Iron absorption and serum ferritin concentration were studied in 44 patients with chronic inflammatory bowel disease (CIBD) (31 with Crohn's disease (CD) and 13 with ulcerative colitis (UC)), in 11 control subjects and in 3 patients with simple iron-deficiency anaemia. Iron absorption was determined from both whole body counting and red cell 59Fe incorporation following oral administration of 59FeCl3 with a small carrier dose (0.5 mg Fe). Serum ferritin was measured by a two-site immunoradiometric assay. Iron stores were estimated from the amount of stainable iron in sternal marrow.
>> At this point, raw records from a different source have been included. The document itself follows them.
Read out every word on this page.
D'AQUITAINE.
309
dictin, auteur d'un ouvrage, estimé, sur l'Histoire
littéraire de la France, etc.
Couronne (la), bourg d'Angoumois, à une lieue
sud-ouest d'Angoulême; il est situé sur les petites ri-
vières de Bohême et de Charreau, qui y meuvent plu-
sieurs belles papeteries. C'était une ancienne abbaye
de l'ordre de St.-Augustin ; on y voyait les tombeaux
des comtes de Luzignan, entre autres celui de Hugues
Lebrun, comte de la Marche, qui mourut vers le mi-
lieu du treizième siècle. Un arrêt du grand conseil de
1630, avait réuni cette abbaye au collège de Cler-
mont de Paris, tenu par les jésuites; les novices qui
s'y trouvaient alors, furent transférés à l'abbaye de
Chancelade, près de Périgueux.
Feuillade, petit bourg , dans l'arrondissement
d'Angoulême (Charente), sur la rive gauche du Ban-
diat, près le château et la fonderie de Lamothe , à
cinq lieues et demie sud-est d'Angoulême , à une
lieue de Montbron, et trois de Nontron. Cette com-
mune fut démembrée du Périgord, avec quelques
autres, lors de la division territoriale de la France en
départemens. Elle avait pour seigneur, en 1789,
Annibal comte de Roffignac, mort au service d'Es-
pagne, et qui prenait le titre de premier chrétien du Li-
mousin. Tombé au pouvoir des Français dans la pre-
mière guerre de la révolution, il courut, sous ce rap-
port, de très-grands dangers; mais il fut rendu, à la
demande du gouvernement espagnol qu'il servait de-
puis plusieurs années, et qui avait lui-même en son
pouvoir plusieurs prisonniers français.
Normal range of iron absorption was 7–86%. In patients with CD and UC no correlation was present between iron absorption and disease activity, site of lesion, intestinal resection (no patient with severe short-bowel syndrome was studied), serum iron, transferrin, albumin or haemoglobin. In contrast, a significant and inverse correlation was found between iron absorption and serum ferritin, and a significantly positive correlation was found between serum ferritin and the iron content of sternal marrow. Following intravenous supply of 1 g iron (as iron-dextran) in 8 patients with CIBD, iron absorption decreased and serum ferritin increased, both on a statistically significant level. It is concluded that: (1) The ability to absorb iron is well preserved in CIBD, even in severe cases. (2) A decreased serum iron concentration does not imply an iron-deficiency state in CIBD. (3) Serum ferritin determination is a sensitive and little invasive way to assess whether a patient with CIBD is iron-deficient or not. (4) Parenteral supply of iron is in practice superior to oral iron medication in iron-deficient patients with CIBD.